Dealing with risk
In terms of how to deal with the risks of being overly exposed to the growth style of investing, she says: "There are some value funds out there which have a sustainable approach, there aren’t many but I think we found some; it's the same on the bond side, we use three bond funds, but we were delighted to find them, it took a lot of looking to find them."
One thing investors should not do, according to Neil Birrell, chief investment officer at Premier Miton, is sharply alter their usual asset allocation decisions in order to accommodate their sustainability criteria, saying he feels this is not necessary.
He says: “Investing in a sustainable business does not inherently increase financial risk; indeed, proponents of the strategy will argue that over the long term, it can reduce risk and enhance potential returns. There are many factors that drive risk and return of share prices, sustainability is only one of them.
"Nonetheless, building a portfolio like this does mean that it is less diversified and in certain market conditions that can have a detrimental effect. However, if staying solely with equities, you can diversify by geography, sector and market capitalisation and more particularly by sustainable themes such as circular economy, financial inclusion or health and wellbeing, among others. These are exposed to different short and long-term influences."
This is a view echoed by Simon King, chief investment officer at Vermeer Partners, who says: “We try to think about portfolio construction in exactly the same way for any client. We incorporate ESG considerations at the stock selection level. At the asset allocation level it is about trying to find other investments to replicate the areas that ESG considerations prevent us from investing in, for example the income and low cyclicality of tobaccos or the diversification benefits of oil and mining etc.

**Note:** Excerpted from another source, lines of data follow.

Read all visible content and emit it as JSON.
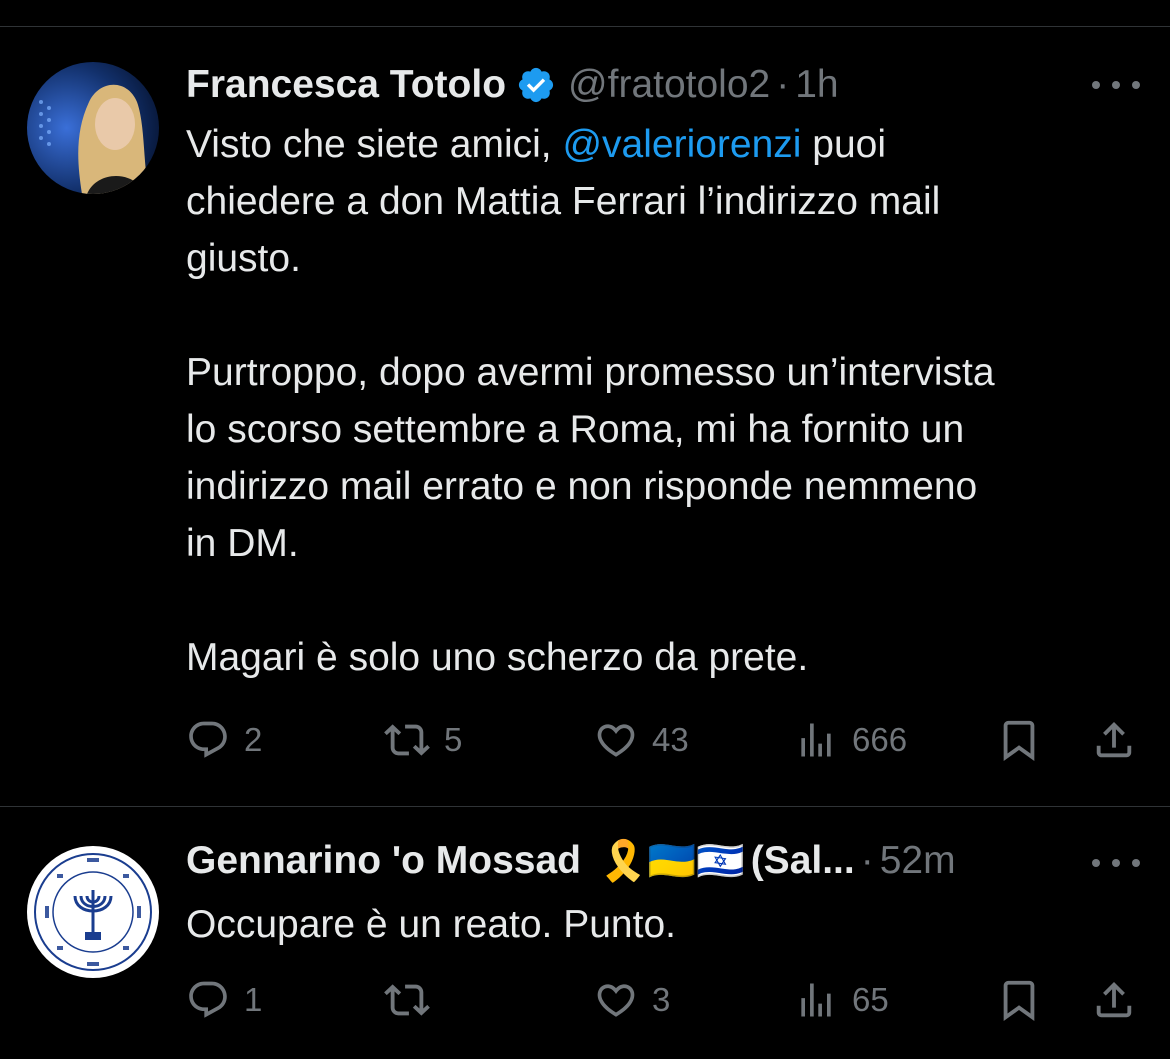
{
  "tweets": [
    {
      "author_name": "Francesca Totolo",
      "verified": true,
      "handle": "@fratotolo2",
      "time": "1h",
      "text_before": "Visto che siete amici, ",
      "mention": "@valeriorenzi",
      "text_after": " puoi\nchiedere a don Mattia Ferrari l’indirizzo mail\ngiusto.\n\nPurtroppo, dopo avermi promesso un’intervista\nlo scorso settembre a Roma, mi ha fornito un\nindirizzo mail errato e non risponde nemmeno\nin DM.\n\nMagari è solo uno scherzo da prete.",
      "replies": "2",
      "reposts": "5",
      "likes": "43",
      "views": "666"
    },
    {
      "author_name": "Gennarino 'o Mossad",
      "author_emojis": "🎗️🇺🇦🇮🇱",
      "author_suffix": "(Sal...",
      "time": "52m",
      "text": "Occupare è un reato. Punto.",
      "replies": "1",
      "reposts": "",
      "likes": "3",
      "views": "65"
    }
  ],
  "colors": {
    "background": "#000000",
    "text": "#e7e9ea",
    "secondary": "#71767b",
    "link": "#1d9bf0",
    "verified": "#1d9bf0",
    "divider": "#2f3336"
  }
}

"The temptation is to replace the income with high-yield fixed income or high-yielding rubbish, both of which we try to avoid. Where allowed we look to find other areas that may benefit from the possible success of the areas we are precluded from, eg oil and mining services as a proxy for primary producers.
"We are very wary of the ESG darling stocks, which until recently had commanded unsustainably high valuations."
The topic of meme stocks is one which preoccupies Deirdre Cooper, co-head of thematic equity at Ninety One, who says an approach based on ESG ratings as provided by external agencies is one that can lead to an over exposure to just one factor, but this is less the case if one invests in companies that look at a broader range of considerations than just climate risk, for example.